Molly’s mother.
The same woman who had now suddenly decided to appear back in London and visit her daughter after an absence of seventeen years.
Rufus desperately needed to know the reason why she had.
* * *
Molly watched Rufus intently as he listened to whatever his caller was saying to him.
Which was why she saw the expression of complete shock on his face, followed seconds later by all the color draining from his suddenly hollow cheeks.
He’d also staggered back a couple of steps before putting his hand on the back of the couch to maintain his balance as he continued listening.
Molly’s breath got stuck in her throat as she watched the increasing horror in Rufus’s expression.
She couldn’t know for certain, but she suspected, by the fact Rufus somehow already knew her mother was in London and that she had also visited Molly at the shelter earlier today, that whoever was talking to him now was telling him some, if not all, of what her mother had today admitted concerning the events of twenty-two years ago.
Information that would reveal how the behavior of Molly’s mother had impacted so personally on both Rufus and his wife and their daughter, Emily.
How it was still doing so all these years later.
It was everything Molly would have told Rufus and Mia in the letter she had intended to leave for them to read after she was gone.
She immediately tensed, like a deer caught in headlights, when Rufus suddenly glanced sharply across the room to where she stood.
She flinched when she saw his now-gray cheeks were wet with tears and his eyes were dark and bottomless pits of pain.
And accusation?
Yes, because it was exactly as she had feared it would be.
Even if Rufus didn’t blame her for her mother’s actions once he knew the whole truth of what had happened, he would most certainly never be able to look at Molly again without seeing her connection to the woman who had stolen his daughter from him twenty-two years ago. Along with all the pain and despair that had followed as a result of that abduction.

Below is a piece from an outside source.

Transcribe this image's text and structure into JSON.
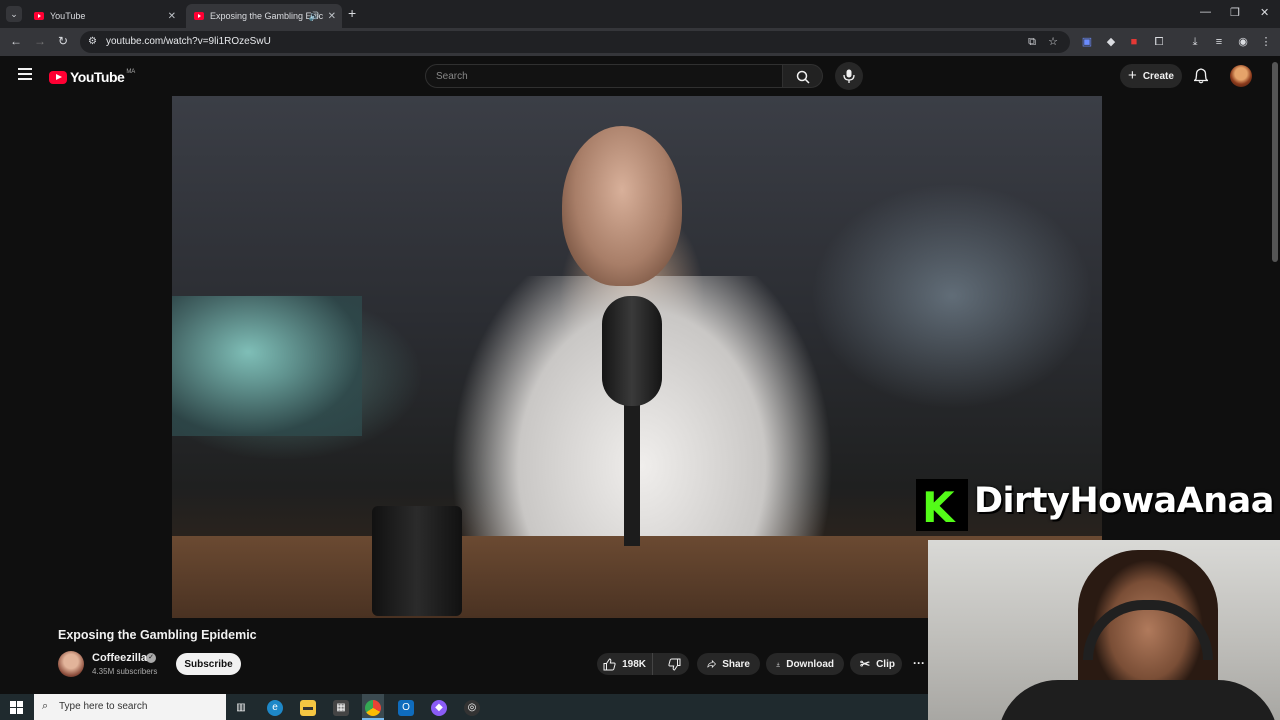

“Where is your mother now?” Rufus demanded the moment he ended the call. “Do not even attempt to say you don’t know,” he warned her harshly.
“But I don’t.”
“I don’t believe you.”
There. This was what Molly had known would happen if Rufus were to learn even some of the events of the past. Which he now seemed to have done, judging by the suspicion and distrust she could clearly see in those haunted dark eyes.
Molly swallowed before speaking. “Who just called you?”
“My cousin, Linus.”
She nodded. “And told you what?”
“That your mother is the person responsible for stealing my daughter from me,” he bit out fiercely.
Molly drew in a gasping breath at the blunt delivery of that statement.
“That because of her actions,” Rufus continued in a hard voice, “she’s also responsible for my wife dying in a car crash, probably when Beth tried to follow her in an effort to retrieve Emily after your mother took her.”
Molly gave a low groan of pain at the stark truth of both these accusations.
Rufus’s eyes glittered without a hint of pity for her obvious distress. “And I sure as hell don’t believe it’s a coincidence that out of all the places you could have chosen to find work in London, you ended up seeking employment at the animal shelter owned by Mia. Who, it now seems, was one of your mother’s victims!”
No, of course it wasn’t a coincidence. But how to explain her actions without also seeming guilty was Molly’s problem.